Comme chaque matin, nous allons au « comedor » (soupe populaire) pour aider à distribuer les repas et prendre le temps de rencontrer chacun. A quelques jours de Noël, le thème des conversations est bien-sûr la fête. J’interroge donc les uns et les autres sur leurs projets pour le soir du 24 décembre : « Avec qui allez-vous fêter noël ? Où ? Qu’allez-vous manger ? »… Je m’adresse alors à Bernardo, un vieux monsieur, assez simple, marqué par le temps et la pauvreté. A ma question son visage s’illumine : « Oui, c’est bientôt Noël… Il faut rendre grâce au Seigneur pour tout ce qu’il nous offre, qu’il est bon le Seigneur pour nous… » Je reste alors bouche bée, Bernardo venait juste de me rappeler l’attitude juste à avoir face à la grandeur de l’évènement : la reconnaissance et la joie, bien au-delà de ce que nous pourrions faire ou organiser.
Les derniers jours de l’Avent, déguisés et accompagnés de nos petits amis, nous parcourons les rues du quartier en chantant quelques chants de noël. Nous passions à chaque maison de nos amis, invitant à la crèche vivante que nous organisions le 24 décembre. Les enfants étaient si enthousiastes et voulaient frapper à toutes les portes, leur joie était contagieuse et me rappelait que le Bonne Nouvelle est pour tous.

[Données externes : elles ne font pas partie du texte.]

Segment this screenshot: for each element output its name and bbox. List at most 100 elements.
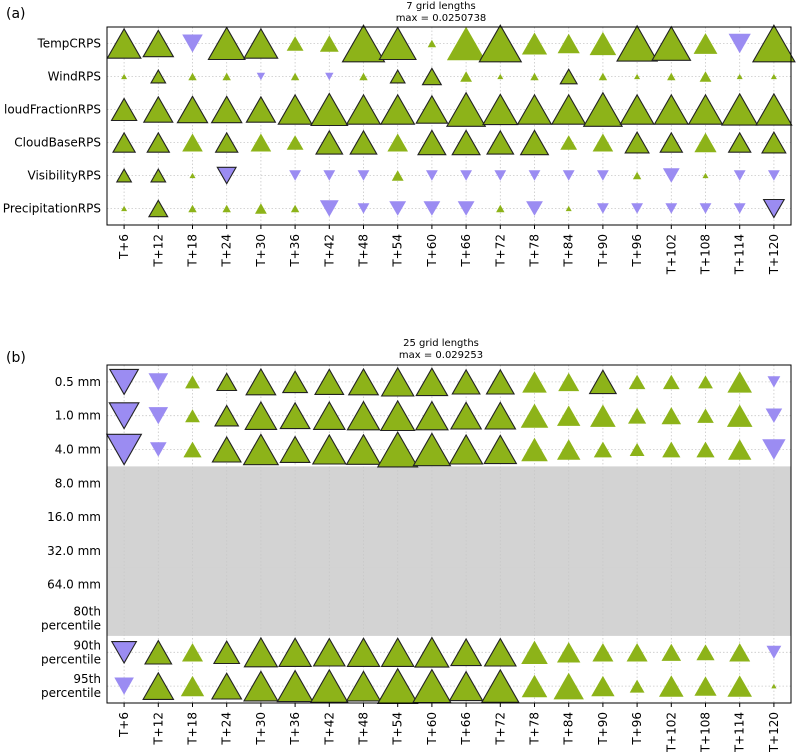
x-tick-label: T+78 (528, 712, 542, 746)
marker-triangle-down (105, 433, 143, 466)
marker-triangle-up (185, 375, 200, 389)
marker-triangle-up (662, 441, 681, 458)
marker-triangle-up (346, 400, 381, 431)
marker-triangle-up (448, 433, 484, 465)
marker-triangle-up (376, 430, 419, 468)
marker-triangle-up (359, 72, 368, 81)
marker-triangle-up (565, 205, 572, 212)
x-tick-label: T+36 (288, 712, 302, 746)
marker-triangle-up (497, 73, 504, 80)
x-tick-label: T+108 (699, 712, 713, 752)
marker-triangle-up (589, 31, 617, 56)
plot-frame (106, 364, 792, 704)
marker-triangle-up (389, 68, 406, 84)
marker-triangle-up (150, 68, 167, 84)
marker-triangle-up (345, 93, 382, 125)
marker-triangle-up (496, 204, 505, 213)
marker-triangle-up (144, 639, 173, 665)
marker-triangle-up (380, 637, 415, 667)
marker-triangle-up (619, 93, 655, 125)
marker-triangle-up (255, 203, 267, 214)
marker-triangle-up (189, 172, 196, 179)
panel-b-subtitle: max = 0.029253 (399, 350, 483, 361)
marker-triangle-up (736, 73, 743, 80)
x-tick-label: T+90 (596, 712, 610, 746)
marker-triangle-up (460, 71, 472, 82)
x-tick-label: T+18 (186, 712, 200, 746)
marker-triangle-down (457, 201, 475, 216)
x-tick-label: T+120 (767, 234, 781, 275)
marker-triangle-down (662, 168, 680, 183)
marker-triangle-up (530, 72, 539, 81)
marker-triangle-up (412, 432, 452, 467)
marker-triangle-up (277, 93, 313, 125)
row-label: 16.0 mm (47, 510, 101, 524)
x-tick-label: T+60 (425, 712, 439, 746)
marker-triangle-up (188, 204, 197, 213)
marker-triangle-down (325, 72, 334, 81)
marker-triangle-up (243, 27, 279, 59)
marker-triangle-up (276, 669, 314, 703)
marker-triangle-down (114, 677, 134, 695)
marker-triangle-up (182, 643, 203, 662)
x-tick-label: T+30 (254, 234, 268, 268)
marker-triangle-up (761, 130, 787, 154)
marker-triangle-up (214, 131, 239, 153)
row-label: 8.0 mm (55, 476, 101, 490)
marker-triangle-up (593, 441, 612, 458)
row-label: 90th percentile (41, 638, 101, 666)
marker-triangle-up (244, 400, 278, 430)
missing-data-row (107, 466, 791, 501)
marker-triangle-down (528, 170, 541, 181)
x-tick-label: T+24 (220, 712, 234, 746)
marker-triangle-up (521, 437, 548, 462)
marker-triangle-up (183, 441, 202, 458)
marker-triangle-down (108, 368, 140, 396)
marker-triangle-up (661, 643, 682, 661)
missing-data-row (107, 567, 791, 603)
marker-triangle-up (667, 72, 676, 81)
marker-triangle-up (634, 73, 641, 80)
marker-triangle-up (180, 675, 205, 697)
marker-triangle-up (414, 636, 450, 668)
marker-triangle-down (289, 170, 301, 181)
marker-triangle-up (694, 132, 717, 153)
marker-triangle-down (182, 34, 203, 53)
marker-triangle-up (451, 129, 481, 156)
marker-triangle-up (451, 368, 481, 395)
marker-triangle-up (380, 366, 415, 397)
marker-triangle-up (557, 405, 581, 426)
marker-triangle-up (319, 35, 339, 52)
marker-triangle-up (663, 374, 680, 390)
marker-triangle-up (696, 644, 715, 661)
marker-triangle-down (597, 170, 609, 181)
marker-triangle-up (449, 401, 483, 430)
panel-b: (b) 25 grid lengths max = 0.029253 0.5 m… (6, 338, 792, 752)
marker-triangle-up (588, 369, 618, 395)
marker-triangle-up (720, 92, 759, 126)
marker-triangle-down (768, 170, 780, 181)
marker-triangle-down (256, 72, 266, 81)
marker-triangle-up (726, 404, 753, 427)
marker-triangle-up (483, 434, 518, 465)
marker-triangle-up (560, 135, 578, 150)
x-tick-label: T+114 (733, 234, 747, 275)
x-tick-label: T+108 (699, 234, 713, 275)
marker-triangle-up (290, 72, 300, 81)
row-label: 80th percentile (41, 605, 101, 633)
marker-triangle-down (765, 408, 783, 423)
marker-triangle-up (115, 167, 133, 183)
missing-data-row (107, 500, 791, 535)
marker-triangle-up (391, 170, 404, 181)
marker-triangle-up (616, 24, 659, 62)
marker-triangle-up (632, 171, 642, 180)
panel-b-plot: 0.5 mm 1.0 mm 4.0 mm 8.0 mm 16.0 mm 32.0 mm 64… (41, 364, 792, 752)
marker-triangle-up (727, 675, 752, 697)
marker-triangle-up (653, 93, 690, 125)
x-tick-label: T+84 (562, 712, 576, 746)
marker-triangle-up (309, 668, 349, 703)
marker-triangle-up (212, 639, 241, 665)
marker-triangle-up (110, 97, 138, 122)
x-tick-label: T+30 (254, 712, 268, 746)
marker-triangle-up (521, 32, 548, 55)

Le 24 décembre après-midi c’est l’ébullition au Point-Cœur, nous organisons les derniers préparatifs pour la crèche vivante. La salle principale grouille de petits anges, bergers, moutons, Rois Mages qui courent dans tous les sens… Et voilà qu’arrive notre grande amie Magdalena que nous accompagnons pendant cette douloureuse période de maladie, du cancer. Elle arrive, accompagnée de son fils, chargés de deux grands cartons décorés, remplis de petits gâteaux qu’elle a cuisinés, emballés avec soin des jours durant, malgré la fatigue de la chimiothérapie. En les offrants, à nous et aux enfants, elle souhaite nous remercier de notre amitié, mais aussi remercier le Seigneur de sa Présence et son Amour pendant la maladie. Comment ne pas rester indifférent face à ce geste d’amour ? Elle restera tout l’après-midi, spectatrice attentive durant la crèche vivante. Francisco (mon frère de communauté d’Equateur) lui murmure à l’oreille : « Veux-tu sonner la cloche à la naissance de Jésus ? ». Son visage s’illumine, une joie l’envahit : « Vraiment ? Je serais honorée de le faire ! » Et, tel un enfant impatient qui ne peut attendre, elle demande à plusieurs reprises : « C’est maintenant qu’il faut que je sonne la cloche ? » .
Merci à Maia, Bernardo, Magdalena et les enfants de Villa Jardin de m’avoir redonné le sens de Noël et de le vivre avec cette impatience, joie et reconnaissance.